Do you know what the Chivalric code is? I didn’t, but I looked it up – and it isn’t what you think it must be.


 

Some women, even today, rank men on a scale between Chauvinist and Chivalrous. The ones that open the door and pull out a chair for you and get your drink are the good ones. Women smile at them more, pay more attention to what they are saying and readily agree when these guys ask them for a dance. On the other hand, a sexist comment, a “women make bad drivers” joke or even some harmless (and possibly understandable) generalisation makes men incorrigible MCPs within seconds. Now, I’m not sexist at all – in fact, I’m a feminist to the core – but I also don’t believe that a man needs to open the door every single time. Or constantly pay the bill. Or do the whole pull-out-the-chair-stand-up-when-she-hasto- powder-her-nose-open-the-car-door-for- her circus.

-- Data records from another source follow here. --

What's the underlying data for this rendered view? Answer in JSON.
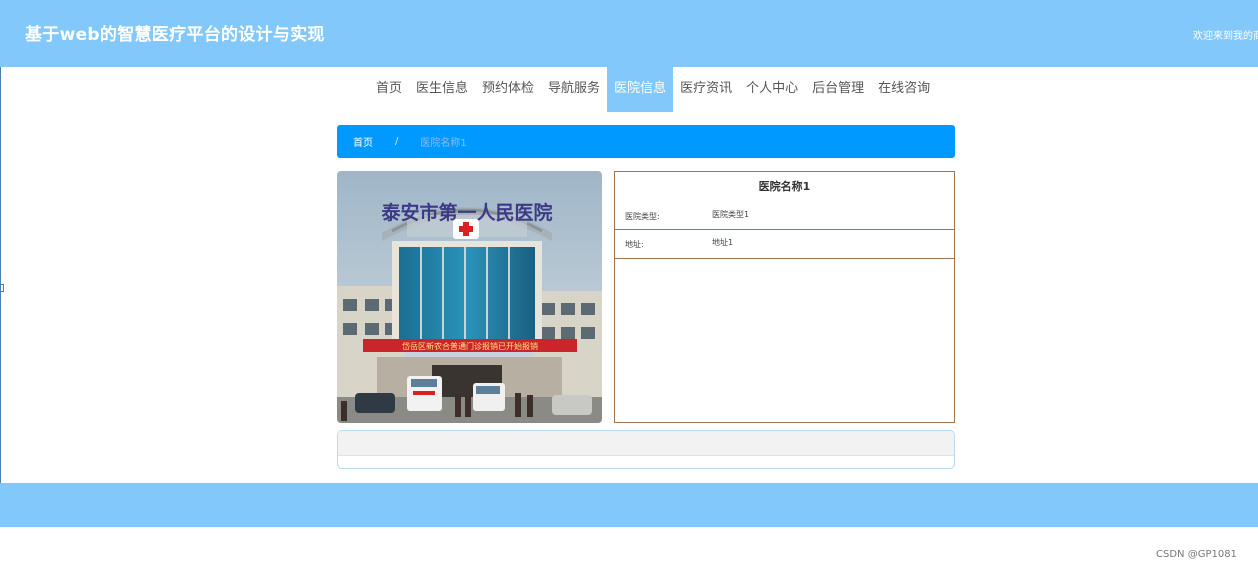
{
  "header": {
    "site_title": "基于web的智慧医疗平台的设计与实现",
    "welcome_text": "欢迎来到我的商"
  },
  "nav": {
    "items": [
      {
        "label": "首页"
      },
      {
        "label": "医生信息"
      },
      {
        "label": "预约体检"
      },
      {
        "label": "导航服务"
      },
      {
        "label": "医院信息",
        "active": true
      },
      {
        "label": "医疗资讯"
      },
      {
        "label": "个人中心"
      },
      {
        "label": "后台管理"
      },
      {
        "label": "在线咨询"
      }
    ]
  },
  "breadcrumb": {
    "home": "首页",
    "separator": "/",
    "current": "医院名称1"
  },
  "detail": {
    "photo_icon": "hospital-building-photo",
    "sign_text": "泰安市第一人民医院",
    "banner_text": "岱岳区新农合普通门诊报销已开始报销",
    "title": "医院名称1",
    "rows": [
      {
        "label": "医院类型:",
        "value": "医院类型1"
      },
      {
        "label": "地址:",
        "value": "地址1"
      }
    ]
  },
  "watermark": "CSDN @GP1081",
  "colors": {
    "header_bg": "#83c8fb",
    "breadcrumb_bg": "#0099ff",
    "info_border": "#a0744e"
  }
}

I thus wanted to figure out what chivalry is actually supposed to be, and entered ‘Chivalric Code’ into the waiting arms of Google. That’s when things became a little confusing.

 

The Chivalric Code was laid down between 1170 and 1220, as a code of conduct for Christian knights – and of all the 17 commandments in it, only ONE deals with how to behave with women. All it says is “To respect the honour of women”. Period. Basically, translating this to the Olde English of King Arthur’s court, it means: Mine loyal knight! Thou shouldst not picketh random lass up and fuck them at thy owneth fancy just because thoust had a longeth day at war and some fucking wouldst be good to relaxeth with. Or some such shit – I don’t know how King Arthur spake.

 

The other 16 rules spoke about valour and respect and fighting honourably and fairness and truth and various other things that nobody gives a damn about today. Interestingly, during the 20th century, the Suffragettes movement actually wanted to do away with the hyper-masculine attitude of chivalrous upper-class men. They were also critical of the oft-used trope of the “damsel in distress” and her “knight in shining armour” in literature and the arts. Somehow, though, after all these years, a distorted form of the code still exists.

 

Let’s face it: knights need something to keep them from misbehaving, right? They fought by day, hit the taverns afterwards, wounded, maybe without an eye or two, drank incomprehensible amounts of booze and needed entertainment. Grabbing a wine-server, ripping her clothes off and taking her right on the tavern table sounded like a plan. They were hot-headed, arrogant, extremely proud of their strength and masculinity and challenged anyone they didn’t like to a duel with lances. That kind of man still exists today, sure, and slapping the Chivalric Code on them makes sense, but the rest of us are pretty tame creatures, to be honest. Making eye contact with a hot girl at any public space for over a few seconds is a big win, for us.

 

What on earth is chauvinism, then? Nicolas Chauvin was this crazy dude who loved Napolean so much that he wouldn’t listen to a word against his hero. Chauvinism is thus essentially jingoistic nationalism. Clifford Odets loosely used the term “male chauvinism” in his 1935 play “Till the day I Die” and since then, “chauvinism” has been equated with MCPs. Fun fact: there are female chauvinists too. Thanks to people having absolutely no clue about what they are saying, something from a forgotten play became a catch phrase, and today is a response to everything from leching to shall-I -carry- your-bag-for-you.

 

Thus, my confused friends, what is the Gentleman’s Code today? Two words – ‘charm’ and ‘sensitivity’. Open the door for her if you reach it first – and hold it open for that elderly couple who are right behind her, too. When she chooses to use the ladies room, there’s no need to stand up. Open the car or cab door for whoever your companion is and allow them to get in first – it’s rude for a man to be any less polite with his male friends or colleagues. Offer to pay the bill, but if the lady insists on paying or going Dutch, say yes. Treat everyone (especially waiters and house help) politely. Try not to swear during first dates or meetings. Always drink responsibly. Learn how to dance. Remember, while the word “chauvinist” might not make much sense today, “sexist” and “asshole” do. Don’t be either of them.